Chicken Salad Recipe Easy, made from scratch, will have your guests raving. Serve this dish as a salad or a sandwich.
It is perfect, served either way, for a luncheon or brunch.
The first time I ate homemade chicken salad was after I got married.
My sister-in-law who already had her own family to cook for, made it
almost every Sunday.
It was so delicious, easy to make and easy to serve.
However, I've tweaked her recipe a little. I hope your family enjoys this version.
Mix together mayonnaise, pickles, celery, pecans, pickle juice, lemon juice and mayonnaise in a bowl until thoroughly mixed.
Gently fold in chicken chunks, avoiding breaking up chunks as much as possible.
Can serve immediately or chill in refrigerator until ready to serve.
Many folks, including me, think this dish is best served at room temperature.
*You can purchase precooked chicken, use leftovers from another recipe or cook chicken for this recipe.
If cooking your own foul for this recipe, it will take from 1 1/2 - 2 lbs., depending on which type cuts you prefer.
The breast and thighs contain more meat per pound than other parts.
Also, skinless and boneless cuts produce more usable meat.
Place the meat in a saucepan and cover with water.
Cook on medium heat until it starts pulling away from the bone or is fork tender.
Let it cool and set in the refrigerator in it's own broth several hours or overnight to hydrate it for a more tender, juicy and tastier.
Spread toasted, sliced sandwich bread with additional mayonnaise, add the chicken and top with a sweet pickle, if preferred.

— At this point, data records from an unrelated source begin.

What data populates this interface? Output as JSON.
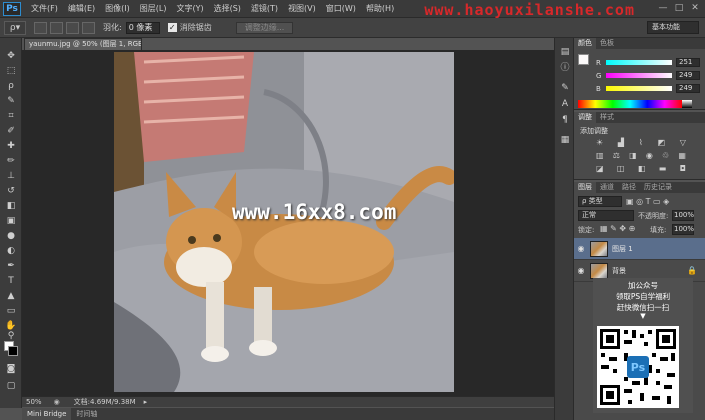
{
  "menubar": {
    "logo": "Ps",
    "items": [
      "文件(F)",
      "编辑(E)",
      "图像(I)",
      "图层(L)",
      "文字(Y)",
      "选择(S)",
      "滤镜(T)",
      "视图(V)",
      "窗口(W)",
      "帮助(H)"
    ],
    "watermark": "www.haoyuxilanshe.com",
    "window_controls": [
      "—",
      "□",
      "✕"
    ]
  },
  "options": {
    "feather_label": "羽化:",
    "feather_value": "0 像素",
    "antialias_label": "消除锯齿",
    "refine_edge_label": "调整边缘...",
    "workspace": "基本功能"
  },
  "document": {
    "tab_title": "yaunmu.jpg @ 50% (图层 1, RGB/8) *",
    "center_watermark": "www.16xx8.com"
  },
  "status": {
    "zoom": "50%",
    "doc_info": "文档:4.69M/9.38M"
  },
  "bottom_tabs": [
    "Mini Bridge",
    "时间轴"
  ],
  "color_panel": {
    "tabs": [
      "颜色",
      "色板"
    ],
    "channels": [
      {
        "label": "R",
        "value": "251"
      },
      {
        "label": "G",
        "value": "249"
      },
      {
        "label": "B",
        "value": "249"
      }
    ]
  },
  "adjustments_panel": {
    "tabs": [
      "调整",
      "样式"
    ],
    "title": "添加调整"
  },
  "layers_panel": {
    "tabs": [
      "图层",
      "通道",
      "路径",
      "历史记录"
    ],
    "filter_label": "ρ 类型",
    "blend_mode": "正常",
    "opacity_label": "不透明度:",
    "opacity_value": "100%",
    "lock_label": "锁定:",
    "fill_label": "填充:",
    "fill_value": "100%",
    "layers": [
      {
        "name": "图层 1",
        "selected": true
      },
      {
        "name": "背景",
        "selected": false
      }
    ]
  },
  "promo": {
    "lines": [
      "加公众号",
      "领取PS自学福利",
      "赶快微信扫一扫"
    ],
    "arrow": "▼",
    "qr_badge": "Ps"
  },
  "colors": {
    "accent": "#2d8ccf",
    "watermark_red": "#e0282a",
    "layer_selected": "#5a6e8c"
  }
}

Substitute a round croissant or Buttery Crescent Yeast Roll for the sandwich bread.
It is delicious... no need to toast bread.
Substitute a sesame hamburger bun for the sandwich bread.
The breads add extra flavor if lightly warmed in a microwave before filling.
Serve the sandwich with an accompaniment of fresh red cherries or grapes.
Serve on a salad plate lined with salad greens.
Iceberg lettuce cups are nice.
Surround the salad with fresh red cherries or white or dark grapes.
Serve salad with a sliced boiled egg on the side.
Sprinkle salad and/or egg with paprika or place pimento strips on salad and/or eggs.
Remove tops of large tomatoes.
Scoop out the pulp and refill with the chicken.
Sprinkle with cooked, crumbled smoked bacon or bacon bits.
Cut a large orange in half crosswise.
Remove the orange slices and fill with the salad.
Serve the removed fruit to the side.
Cut large celery ribs into 2 1/2" long pieces.
Fill center with salad and arrange attractively on a serving platter.
Top various crackers (Butter Crackers are excellent) with the salad and serve arranged on a platter.
If making the Chicken Salad Recipe Easy for appetizers it is best to cut or chop the ingredients into smaller pieces.